Прошка независимо мотнул головой:
— Плевал я.
— Ну и дурак, — мягко сказал Петро. — Какой же ты вояка, если друзей гонишь от себя?
— Ладно! Навоевали! Москву вон через неделю-две сдадим… как Одессу…
Прошка вдруг часто заморгал, рот его перекосился, и он, уронив голову на руки, зарыдал так бурно, что Петро встревожился. Он переждал, пока Прошка немного успокоится, затем притронулся к его вздрагивающему плечу.
— Москву не отдадут, — сказал он строго. — Ее, брат, нельзя отдать. — Он сдвинул брови и продолжал тихо и значительно: — Заметь себе. Не каждому, как вот нам с тобой, выпало воевать под Москвой. Это, Прокофий, большая честь. Кто уцелеет, его всю жизнь будут почитать. А погибнет если, великая слава о нем будет жить в людях. «Этот, скажут, погиб, защищая Москву».
Сердечный, спокойный голос Петра, уверенность, с которой он высказывал свои мысли, успокоили Прошку.

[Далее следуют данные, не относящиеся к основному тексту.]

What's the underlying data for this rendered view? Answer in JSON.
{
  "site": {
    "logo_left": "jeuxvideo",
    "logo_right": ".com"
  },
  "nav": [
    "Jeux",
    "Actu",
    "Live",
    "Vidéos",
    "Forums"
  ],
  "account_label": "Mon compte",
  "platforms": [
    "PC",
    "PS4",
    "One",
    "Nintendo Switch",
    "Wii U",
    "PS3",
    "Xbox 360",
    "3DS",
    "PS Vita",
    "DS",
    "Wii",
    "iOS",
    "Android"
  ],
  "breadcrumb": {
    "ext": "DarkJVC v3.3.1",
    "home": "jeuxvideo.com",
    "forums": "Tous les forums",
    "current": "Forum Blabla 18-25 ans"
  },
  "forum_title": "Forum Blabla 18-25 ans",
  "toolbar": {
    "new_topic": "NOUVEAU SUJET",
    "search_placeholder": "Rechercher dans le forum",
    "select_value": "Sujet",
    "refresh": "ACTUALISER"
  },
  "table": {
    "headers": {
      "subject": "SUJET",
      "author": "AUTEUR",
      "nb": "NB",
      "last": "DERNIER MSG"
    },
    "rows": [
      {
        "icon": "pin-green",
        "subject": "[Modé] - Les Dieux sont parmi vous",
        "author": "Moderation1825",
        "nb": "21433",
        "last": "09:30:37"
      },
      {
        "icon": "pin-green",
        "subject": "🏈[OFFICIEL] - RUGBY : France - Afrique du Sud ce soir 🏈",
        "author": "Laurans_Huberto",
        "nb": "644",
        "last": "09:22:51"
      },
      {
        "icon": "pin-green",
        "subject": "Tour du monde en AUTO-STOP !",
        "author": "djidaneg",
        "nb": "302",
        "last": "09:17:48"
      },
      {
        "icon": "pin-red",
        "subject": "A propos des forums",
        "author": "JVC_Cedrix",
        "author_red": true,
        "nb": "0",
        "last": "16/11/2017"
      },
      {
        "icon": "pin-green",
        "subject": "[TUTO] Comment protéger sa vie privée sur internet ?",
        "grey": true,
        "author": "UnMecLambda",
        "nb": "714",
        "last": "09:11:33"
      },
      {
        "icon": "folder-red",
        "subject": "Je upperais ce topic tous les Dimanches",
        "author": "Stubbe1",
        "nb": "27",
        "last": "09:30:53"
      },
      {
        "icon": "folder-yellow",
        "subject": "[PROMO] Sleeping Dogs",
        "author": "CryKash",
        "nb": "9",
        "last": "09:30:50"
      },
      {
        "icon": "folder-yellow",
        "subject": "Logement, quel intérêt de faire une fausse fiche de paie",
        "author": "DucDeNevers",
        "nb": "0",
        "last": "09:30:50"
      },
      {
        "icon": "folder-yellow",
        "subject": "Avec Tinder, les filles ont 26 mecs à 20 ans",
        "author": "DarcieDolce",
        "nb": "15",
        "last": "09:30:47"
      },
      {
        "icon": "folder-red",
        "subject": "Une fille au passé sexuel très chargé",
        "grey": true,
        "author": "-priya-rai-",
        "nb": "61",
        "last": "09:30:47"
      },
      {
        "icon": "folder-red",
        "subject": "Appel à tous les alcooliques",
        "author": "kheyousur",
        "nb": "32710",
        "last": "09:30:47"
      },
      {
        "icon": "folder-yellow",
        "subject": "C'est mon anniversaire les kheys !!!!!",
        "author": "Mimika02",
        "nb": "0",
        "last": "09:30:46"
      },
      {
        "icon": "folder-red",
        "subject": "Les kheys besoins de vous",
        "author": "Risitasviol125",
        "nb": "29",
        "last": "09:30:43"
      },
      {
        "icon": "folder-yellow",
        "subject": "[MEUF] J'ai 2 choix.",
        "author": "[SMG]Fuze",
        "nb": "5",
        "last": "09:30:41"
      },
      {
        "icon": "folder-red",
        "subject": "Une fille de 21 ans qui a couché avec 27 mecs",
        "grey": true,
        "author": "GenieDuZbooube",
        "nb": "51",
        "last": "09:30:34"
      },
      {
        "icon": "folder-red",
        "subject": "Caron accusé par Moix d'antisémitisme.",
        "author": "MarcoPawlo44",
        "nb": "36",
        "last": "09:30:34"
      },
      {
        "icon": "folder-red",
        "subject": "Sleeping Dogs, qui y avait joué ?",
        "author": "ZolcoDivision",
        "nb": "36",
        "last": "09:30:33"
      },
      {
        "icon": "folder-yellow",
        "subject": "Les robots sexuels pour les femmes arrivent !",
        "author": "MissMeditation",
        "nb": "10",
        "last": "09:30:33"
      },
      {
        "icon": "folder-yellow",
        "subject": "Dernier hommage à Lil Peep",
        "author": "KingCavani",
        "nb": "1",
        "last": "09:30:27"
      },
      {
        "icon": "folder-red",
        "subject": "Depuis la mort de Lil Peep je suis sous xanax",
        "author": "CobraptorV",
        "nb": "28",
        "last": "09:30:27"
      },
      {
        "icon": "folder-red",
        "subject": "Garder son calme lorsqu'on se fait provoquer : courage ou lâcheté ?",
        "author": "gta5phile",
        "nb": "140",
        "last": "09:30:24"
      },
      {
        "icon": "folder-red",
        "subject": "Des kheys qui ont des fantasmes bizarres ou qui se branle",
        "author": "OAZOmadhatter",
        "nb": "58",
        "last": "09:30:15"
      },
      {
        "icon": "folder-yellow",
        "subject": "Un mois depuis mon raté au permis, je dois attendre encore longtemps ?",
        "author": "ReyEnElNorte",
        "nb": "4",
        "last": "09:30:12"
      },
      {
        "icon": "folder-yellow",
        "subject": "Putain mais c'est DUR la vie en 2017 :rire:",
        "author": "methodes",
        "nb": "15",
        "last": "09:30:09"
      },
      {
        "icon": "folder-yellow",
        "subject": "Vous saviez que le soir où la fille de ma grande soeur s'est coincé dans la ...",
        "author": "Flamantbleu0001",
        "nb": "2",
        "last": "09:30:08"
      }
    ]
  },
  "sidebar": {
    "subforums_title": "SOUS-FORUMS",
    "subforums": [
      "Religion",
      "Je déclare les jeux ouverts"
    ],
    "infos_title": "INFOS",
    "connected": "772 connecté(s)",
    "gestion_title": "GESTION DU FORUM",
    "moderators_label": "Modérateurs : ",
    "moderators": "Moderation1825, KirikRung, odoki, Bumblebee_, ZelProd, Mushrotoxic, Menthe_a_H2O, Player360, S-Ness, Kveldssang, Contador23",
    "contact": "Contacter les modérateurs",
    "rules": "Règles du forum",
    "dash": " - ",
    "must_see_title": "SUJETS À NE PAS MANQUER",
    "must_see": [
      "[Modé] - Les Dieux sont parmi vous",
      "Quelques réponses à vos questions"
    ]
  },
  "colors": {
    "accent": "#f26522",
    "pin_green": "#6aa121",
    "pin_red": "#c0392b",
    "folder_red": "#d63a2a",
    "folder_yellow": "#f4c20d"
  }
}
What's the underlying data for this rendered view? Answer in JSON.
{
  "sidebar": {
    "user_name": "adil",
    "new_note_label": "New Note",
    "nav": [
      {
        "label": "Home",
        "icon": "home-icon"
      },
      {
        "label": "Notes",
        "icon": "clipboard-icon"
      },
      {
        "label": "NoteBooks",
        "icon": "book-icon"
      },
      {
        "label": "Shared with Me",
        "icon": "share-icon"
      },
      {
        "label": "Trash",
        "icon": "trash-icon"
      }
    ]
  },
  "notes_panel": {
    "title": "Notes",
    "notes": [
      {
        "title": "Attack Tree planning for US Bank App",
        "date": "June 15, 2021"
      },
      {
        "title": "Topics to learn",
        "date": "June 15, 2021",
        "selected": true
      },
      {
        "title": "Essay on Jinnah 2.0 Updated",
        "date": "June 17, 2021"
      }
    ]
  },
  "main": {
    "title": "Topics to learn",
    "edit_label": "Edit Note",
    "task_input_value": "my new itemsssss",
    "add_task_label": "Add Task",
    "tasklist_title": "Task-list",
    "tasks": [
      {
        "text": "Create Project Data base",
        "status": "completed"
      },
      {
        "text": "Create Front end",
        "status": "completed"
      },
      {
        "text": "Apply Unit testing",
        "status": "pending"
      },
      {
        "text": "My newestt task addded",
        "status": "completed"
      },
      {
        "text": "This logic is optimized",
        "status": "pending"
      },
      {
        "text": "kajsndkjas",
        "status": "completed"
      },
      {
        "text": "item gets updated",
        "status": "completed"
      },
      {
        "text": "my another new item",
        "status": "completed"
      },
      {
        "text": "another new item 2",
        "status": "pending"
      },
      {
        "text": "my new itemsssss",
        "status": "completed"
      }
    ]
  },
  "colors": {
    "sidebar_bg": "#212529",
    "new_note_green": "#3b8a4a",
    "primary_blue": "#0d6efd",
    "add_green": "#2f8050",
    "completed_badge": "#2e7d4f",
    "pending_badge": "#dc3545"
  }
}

— Тебя вот, Прокофий, — продолжал Петро, — характер твой дурацкий взнуздал и едет на тебе. А здесь, под Москвой, нельзя так. Каждый должен себе в душу заглянуть, всю пакость из нее выскресть. Ведь на тебя, на меня — на всех нас народ смотрит. А разве только наш народ на нас глядит и надеется? — продолжал Петро, загораясь. — А поляки, те, что стонут под фашистами, не ждут? В Софии, Праге, наверно, ночей не спят, ждут: как мы тут, под Москвой, когда начнем гнать врага? И матери наши, ожидая нас, все глаза выплакали. Твоя семья где?
Прошка снова заморгал от навернувшихся слез.
— Один отец был, — сдавленно произнес он. — Мать еще до войны померла.
— Ну, и где батько?
— В Одессе остался. Я сам оттудова. Отец — калека, помрет теперь с голоду.
Прошка прерывисто, по-детски вздохнул. Когда Петра позвали к командиру взвода, он пошел его проводить.
— Рассчитываешь, Одессу заберем когда-нибудь у фрицев? — спросил Прошка.
— И сомневаться нечего.
V
Петро поднялся раньше всех. Прихватив котелок с водой, он вышел из блиндажа.
Уныло чернел невдалеке хвойный лес. Круглые бревна накатов на блиндажах, которые вчера блестели серебристой изморозью, сегодня отсырели, стали темными.
Петро достал карманное зеркальце, поглядел на себя и с грустной усмешкой подумал: «Ничего удивительного, что Оксана не узнала. Скоро и родная мать за сына не признает».
Соскребая бритвой с худощавых обветренных щек жесткую черную щетину, Петро дивился тому, как изменилось, посуровело его лицо. Исчез юношеский румянец. По высокому лбу от виска к виску протянулись две морщинки. Лишь темные большие глаза глядели по-прежнему задорно и смело.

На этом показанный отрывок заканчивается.